Research on deliberate metaphor has suggested that novel metaphors will typically be deliberate whereas conventional metaphors are not, although this does not mean that all conventional metaphor is necessarily non-deliberate (Steen 2010). This paper will shift the focus to poetic metaphor (i.e., metaphor attested in poetic discourse), aiming to explore its relationship with deliberateness. It will show that poetic metaphors are typically novel in linguistic and conceptual terms, nevertheless they can also be conventional; for example, conventionalized metaphorical expressions that are endowed with a novel, enriched meaning by virtue of the linguistic context and/or the textual pattern in which they are embedded (cf. revitalization; Müller 2008). Whether conventional or novel, however, poetic metaphors are deliberate; they are intended to be processed metaphorically, inviting the reader/hearer to opportunistically switch to another conceptual domain in terms of which to conceive the target of the metaphor. This finding has important implications for metaphor research in that (a) it emphasizes the need to account for the role of genre in deliberate metaphor (see Steen 2013); and (b) it entails that poetic metaphors can be viewed as a unified category in terms of deliberateness, notwithstanding their diversity at the linguistic and conceptual level. In methodological terms, the analysis is based on a small, specialized corpus of Modern Greek poetry containing poetic metaphors of time.

 

References

Müller, C. (2008). Metaphors dead and alive, sleep and waking. London: University of Chicago Press.

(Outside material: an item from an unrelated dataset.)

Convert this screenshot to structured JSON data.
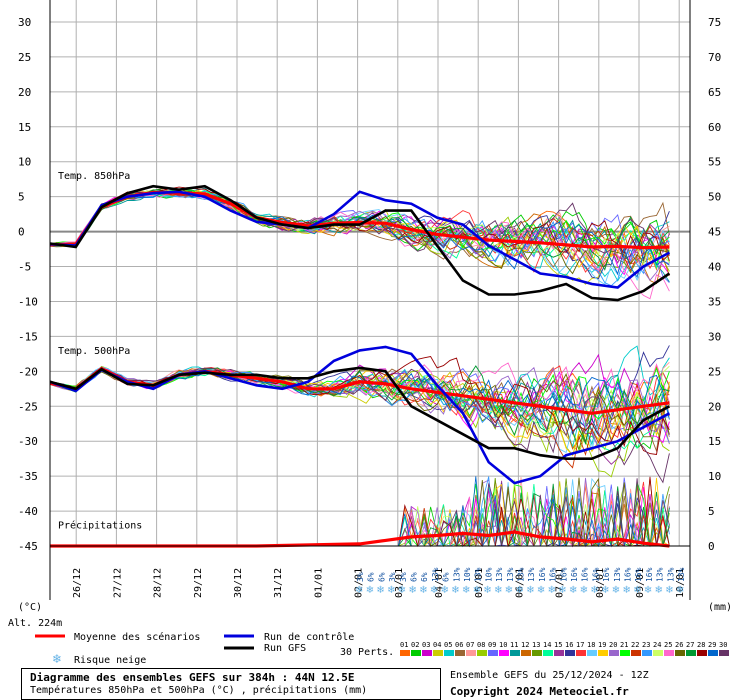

Steen, G. J. (2010). “When is metaphor deliberate?”. In Johannesson, N.-L., Alm-Arvious, C. & Minugh, D. C. (eds.), Selected papers from the Stockholm 2008 Metaphor Fetsival (Stockholm Studies in English), pp. 43-63. Stockholm: University of Stockholm.

Steen, G. J. (2013). “Deliberate metaphor affords conscious metaphorical cognition”. In Journal of Cognitive Semiotics 5(1-2): 179-197.